Of course one of the wow factors of the refurbishment is the addition of a transparent shipping container-like café/restaurant (above the learning studio) that allows visitors to enjoy elevated and panoramic views of Whitworth Park.

The new cafe adds the "wow" factor with views of Whitworth Park. By Adrian Murphy

Part of the University of Manchester, The Whitworth, established in 1889, and is now a more welcoming and functional gallery, with a strong ethos on education and learning and better connections with its local community.
“What we wanted was to become a cultural hub for our neighbourhood, a social space,” said Balshaw.
“Between the two new wings we capture a piece of the park and have created an art garden.
“You can now start seeing art before come into the gallery and the whole space becomes part of the environment and is a more accessible experience.”
There are ten new exhibitions running concurrently as part of the reopening with works from British Artist Cornilia Parker including – unique to the Whitworth – War Room, made from punched out paper negatives from the Poppy Factory in Richmond.

Cornelia Parker's Cold Dark Matter An Exploded View (1991).
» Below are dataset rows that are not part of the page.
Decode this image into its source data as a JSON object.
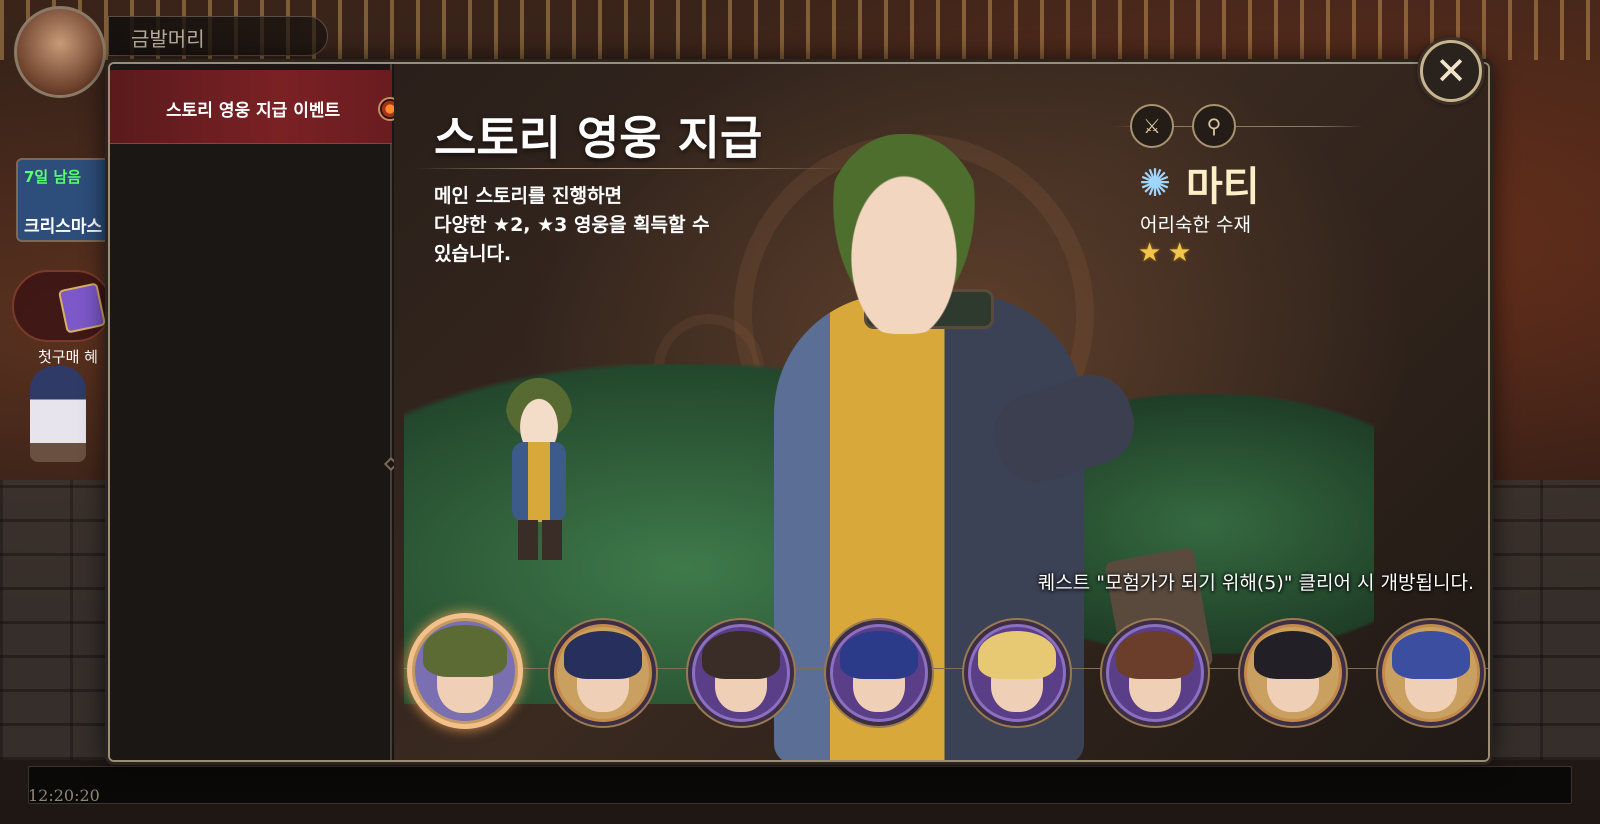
{
  "player": {
    "name": "금발머리",
    "avatar_icon": "player-avatar"
  },
  "side_event": {
    "badge": "7일 남음",
    "label": "크리스마스"
  },
  "side_pack": {
    "label": "첫구매 혜"
  },
  "clock": "12:20:20",
  "popup": {
    "menu": [
      {
        "label": "스토리 영웅 지급 이벤트",
        "selected": true,
        "alert_icon": "alert-dot-icon"
      }
    ],
    "title": "스토리 영웅 지급",
    "description": [
      "메인 스토리를 진행하면",
      "다양한 ★2, ★3 영웅을 획득할 수",
      "있습니다."
    ],
    "hero": {
      "name": "마티",
      "subtitle": "어리숙한 수재",
      "stars": 2,
      "element_icon": "light-element-icon",
      "action_icons": [
        "sword-icon",
        "staff-icon"
      ]
    },
    "quest_note": "퀘스트 \"모험가가 되기 위해(5)\" 클리어 시 개방됩니다.",
    "portraits": [
      {
        "name": "hero-portrait-1",
        "hair": "#5c6a34",
        "frame": "#c49a64",
        "bg": "#7a6fb0",
        "selected": true
      },
      {
        "name": "hero-portrait-2",
        "hair": "#27305c",
        "frame": "#c48a4a",
        "bg": "#c9a060",
        "selected": false
      },
      {
        "name": "hero-portrait-3",
        "hair": "#3a2c26",
        "frame": "#8c6fc2",
        "bg": "#5a3f88",
        "selected": false
      },
      {
        "name": "hero-portrait-4",
        "hair": "#2c3a8a",
        "frame": "#8c6fc2",
        "bg": "#5a3f88",
        "selected": false
      },
      {
        "name": "hero-portrait-5",
        "hair": "#e7c873",
        "frame": "#8c6fc2",
        "bg": "#5a3f88",
        "selected": false
      },
      {
        "name": "hero-portrait-6",
        "hair": "#6a3e2a",
        "frame": "#8c6fc2",
        "bg": "#5a3f88",
        "selected": false
      },
      {
        "name": "hero-portrait-7",
        "hair": "#222026",
        "frame": "#c48a4a",
        "bg": "#c9a060",
        "selected": false
      },
      {
        "name": "hero-portrait-8",
        "hair": "#3c4ea0",
        "frame": "#c48a4a",
        "bg": "#c9a060",
        "selected": false
      }
    ],
    "close_icon": "close-icon"
  },
  "colors": {
    "accent": "#7a2124",
    "frame": "#9c8d74",
    "star": "#f2c64a",
    "name_gold": "#fbefc7"
  }
}
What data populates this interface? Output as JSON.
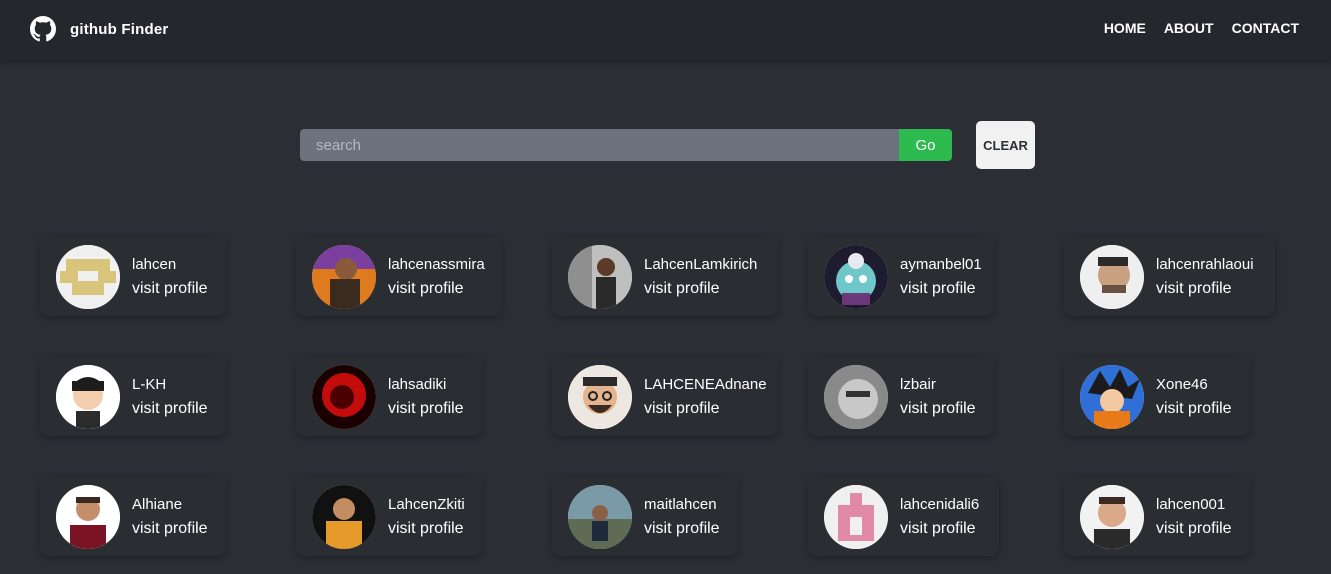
{
  "nav": {
    "brand": "github Finder",
    "links": [
      "HOME",
      "ABOUT",
      "CONTACT"
    ]
  },
  "search": {
    "placeholder": "search",
    "value": "",
    "go_label": "Go",
    "clear_label": "CLEAR"
  },
  "users": [
    {
      "login": "lahcen",
      "link_label": "visit profile",
      "avatar": "identicon-yellow"
    },
    {
      "login": "lahcenassmira",
      "link_label": "visit profile",
      "avatar": "photo"
    },
    {
      "login": "LahcenLamkirich",
      "link_label": "visit profile",
      "avatar": "photo"
    },
    {
      "login": "aymanbel01",
      "link_label": "visit profile",
      "avatar": "photo"
    },
    {
      "login": "lahcenrahlaoui",
      "link_label": "visit profile",
      "avatar": "photo"
    },
    {
      "login": "L-KH",
      "link_label": "visit profile",
      "avatar": "cartoon"
    },
    {
      "login": "lahsadiki",
      "link_label": "visit profile",
      "avatar": "photo"
    },
    {
      "login": "LAHCENEAdnane",
      "link_label": "visit profile",
      "avatar": "cartoon"
    },
    {
      "login": "lzbair",
      "link_label": "visit profile",
      "avatar": "photo"
    },
    {
      "login": "Xone46",
      "link_label": "visit profile",
      "avatar": "photo"
    },
    {
      "login": "Alhiane",
      "link_label": "visit profile",
      "avatar": "photo"
    },
    {
      "login": "LahcenZkiti",
      "link_label": "visit profile",
      "avatar": "photo"
    },
    {
      "login": "maitlahcen",
      "link_label": "visit profile",
      "avatar": "photo"
    },
    {
      "login": "lahcenidali6",
      "link_label": "visit profile",
      "avatar": "identicon-pink"
    },
    {
      "login": "lahcen001",
      "link_label": "visit profile",
      "avatar": "photo"
    }
  ],
  "colors": {
    "background": "#2b2e34",
    "navbar": "#24272b",
    "card": "#2a2d32",
    "search": "#6c737f",
    "go": "#2dba4e",
    "clear": "#f1f1f2"
  }
}
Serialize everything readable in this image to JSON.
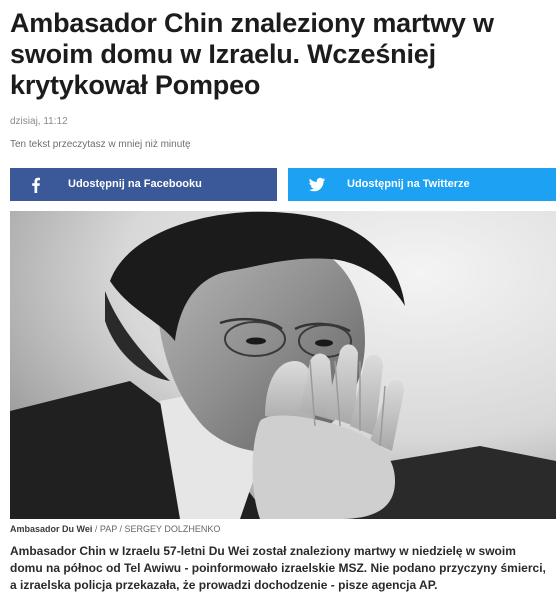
{
  "article": {
    "title": "Ambasador Chin znaleziony martwy w swoim domu w Izraelu. Wcześniej krytykował Pompeo",
    "date": "dzisiaj, 11:12",
    "read_time": "Ten tekst przeczytasz w mniej niż minutę",
    "lead": "Ambasador Chin w Izraelu 57-letni Du Wei został znaleziony martwy w niedzielę w swoim domu na północ od Tel Awiwu - poinformowało izraelskie MSZ. Nie podano przyczyny śmierci, a izraelska policja przekazała, że prowadzi dochodzenie - pisze agencja AP."
  },
  "share": {
    "facebook": {
      "label": "Udostępnij na Facebooku",
      "icon": "facebook-icon",
      "color": "#3b5998"
    },
    "twitter": {
      "label": "Udostępnij na Twitterze",
      "icon": "twitter-icon",
      "color": "#1da1f2"
    }
  },
  "photo": {
    "description_icon": "portrait-photo",
    "caption_subject": "Ambasador Du Wei",
    "caption_credit": " / PAP / SERGEY DOLZHENKO"
  }
}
Photograph by Hugo Glendinning

In the landscape gallery Chinese Artist Cai Guo-Qiang’s installation Unmanned Nature (2008) a 45m long, 4m high gunpowder drawing fits perfectly into the new space and is the first time the work has been shown outside of Japan where it was first exhibited in Hiroshima City Museum.
There are also exhibitions from Sarah Lucas, Johnnie Shand Kydd, Thomas Schütte, as well as a new acquisitions exhibition and from the Whitworth’s own collection portraits, watercolours and 1960s exhibits.
As part of the reopening celebrations a weekend of activities will take place from 11am Saturday with architect, artist and curator talks, an outdoor art walk and art picnic, poetry recitals, learning gallery talk, a fire performance by the Whitworth Young Contemporaries and the Hallé Youth Choir performing songs inspired by William Blake’s poems in the new Art Garden.